Celsa A Spina, Jenny Anderson, Nancie M Archin, Alberto Bosque, Jonathan Chan, Marylinda Famiglietti, Warner C Greene, Angela Kashuba, Sharon R Lewin, David M Margolis, Matthew Mau, Debbie Ruelas, Suha Saleh, Kotaro Shirakawa, Robert F Siliciano, Akul Singhania, Paula C Soto, Valeri H Terry, Eric Verdin, Christopher Woelk, Stacey Wooden, Sifei Xing, Vicente Planelles
PLoS Pathogens 2013, 9 (12): e1003834
24385908
The possibility of HIV-1 eradication has been limited by the existence of latently infected cellular reservoirs. Studies to examine control of HIV latency and potential reactivation have been hindered by the small numbers of latently infected cells found in vivo. Major conceptual leaps have been facilitated by the use of latently infected T cell lines and primary cells. However, notable differences exist among cell model systems. Furthermore, screening efforts in specific cell models have identified drug candidates for "anti-latency" therapy, which often fail to reactivate HIV uniformly across different models. Therefore, the activity of a given drug candidate, demonstrated in a particular cellular model, cannot reliably predict its activity in other cell model systems or in infected patient cells, tested ex vivo.

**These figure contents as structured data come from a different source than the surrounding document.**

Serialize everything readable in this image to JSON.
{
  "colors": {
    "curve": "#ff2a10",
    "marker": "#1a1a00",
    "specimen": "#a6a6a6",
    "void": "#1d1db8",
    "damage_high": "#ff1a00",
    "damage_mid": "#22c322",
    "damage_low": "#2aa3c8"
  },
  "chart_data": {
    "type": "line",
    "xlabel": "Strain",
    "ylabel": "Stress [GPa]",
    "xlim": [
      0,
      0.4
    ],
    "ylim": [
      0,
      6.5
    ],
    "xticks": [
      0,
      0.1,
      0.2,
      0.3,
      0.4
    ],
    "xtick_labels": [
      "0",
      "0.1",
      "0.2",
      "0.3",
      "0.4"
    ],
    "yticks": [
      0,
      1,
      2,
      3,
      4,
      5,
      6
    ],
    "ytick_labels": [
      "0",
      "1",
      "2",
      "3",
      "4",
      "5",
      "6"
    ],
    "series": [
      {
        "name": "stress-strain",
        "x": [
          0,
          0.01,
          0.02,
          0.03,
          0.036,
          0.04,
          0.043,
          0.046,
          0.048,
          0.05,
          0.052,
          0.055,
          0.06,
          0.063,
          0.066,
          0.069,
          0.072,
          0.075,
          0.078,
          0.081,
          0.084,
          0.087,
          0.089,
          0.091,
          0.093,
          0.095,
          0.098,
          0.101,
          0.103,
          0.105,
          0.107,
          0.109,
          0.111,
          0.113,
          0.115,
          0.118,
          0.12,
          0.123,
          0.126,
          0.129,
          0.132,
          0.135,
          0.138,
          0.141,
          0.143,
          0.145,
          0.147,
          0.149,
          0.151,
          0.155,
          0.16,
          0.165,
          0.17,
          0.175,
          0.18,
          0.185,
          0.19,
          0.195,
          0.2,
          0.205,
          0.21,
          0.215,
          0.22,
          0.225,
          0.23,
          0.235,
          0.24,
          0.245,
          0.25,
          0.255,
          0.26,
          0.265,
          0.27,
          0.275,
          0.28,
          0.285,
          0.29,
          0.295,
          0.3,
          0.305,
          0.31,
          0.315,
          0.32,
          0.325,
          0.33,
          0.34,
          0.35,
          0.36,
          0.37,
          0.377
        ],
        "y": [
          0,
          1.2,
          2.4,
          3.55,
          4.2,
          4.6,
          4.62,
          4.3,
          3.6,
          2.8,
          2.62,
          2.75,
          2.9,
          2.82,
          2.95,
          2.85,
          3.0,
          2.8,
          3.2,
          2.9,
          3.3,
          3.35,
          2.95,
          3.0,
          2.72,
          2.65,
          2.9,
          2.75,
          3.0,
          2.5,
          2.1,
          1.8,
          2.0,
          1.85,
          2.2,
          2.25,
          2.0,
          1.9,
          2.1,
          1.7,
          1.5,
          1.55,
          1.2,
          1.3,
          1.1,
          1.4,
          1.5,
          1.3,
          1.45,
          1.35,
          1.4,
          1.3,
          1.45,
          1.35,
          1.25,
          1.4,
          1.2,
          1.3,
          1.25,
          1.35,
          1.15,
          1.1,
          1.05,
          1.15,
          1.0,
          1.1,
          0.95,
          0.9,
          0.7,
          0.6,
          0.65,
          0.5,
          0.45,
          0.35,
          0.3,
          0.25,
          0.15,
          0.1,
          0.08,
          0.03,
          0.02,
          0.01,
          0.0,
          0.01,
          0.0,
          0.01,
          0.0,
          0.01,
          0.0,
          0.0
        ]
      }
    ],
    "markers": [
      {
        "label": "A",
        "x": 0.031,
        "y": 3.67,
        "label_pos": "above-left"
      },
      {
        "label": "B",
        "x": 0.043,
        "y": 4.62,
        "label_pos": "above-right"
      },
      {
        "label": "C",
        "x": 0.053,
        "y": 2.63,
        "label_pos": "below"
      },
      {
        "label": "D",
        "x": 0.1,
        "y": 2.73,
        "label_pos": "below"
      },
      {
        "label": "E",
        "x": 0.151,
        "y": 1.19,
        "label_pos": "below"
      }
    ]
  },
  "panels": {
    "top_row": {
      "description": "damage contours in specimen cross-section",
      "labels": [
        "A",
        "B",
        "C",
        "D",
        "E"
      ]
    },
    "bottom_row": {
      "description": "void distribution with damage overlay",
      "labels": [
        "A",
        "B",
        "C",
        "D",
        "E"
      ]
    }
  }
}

This situation represents a critical knowledge gap that adversely affects our ability to identify promising treatment compounds and hinders the advancement of drug testing into relevant animal models and clinical trials. To begin to understand the biological characteristics that are inherent to each HIV-1 latency model, we compared the response properties of five primary T cell models, four J-Lat cell models and those obtained with a viral outgrowth assay using patient-derived infected cells. A panel of thirteen stimuli that are known to reactivate HIV by defined mechanisms of action was selected and tested in parallel in all models. Our results indicate that no single in vitro cell model alone is able to capture accurately the ex vivo response characteristics of latently infected T cells from patients. Most cell models demonstrated that sensitivity to HIV reactivation was skewed toward or against specific drug classes. Protein kinase C agonists and PHA reactivated latent HIV uniformly across models, although drugs in most other classes did not.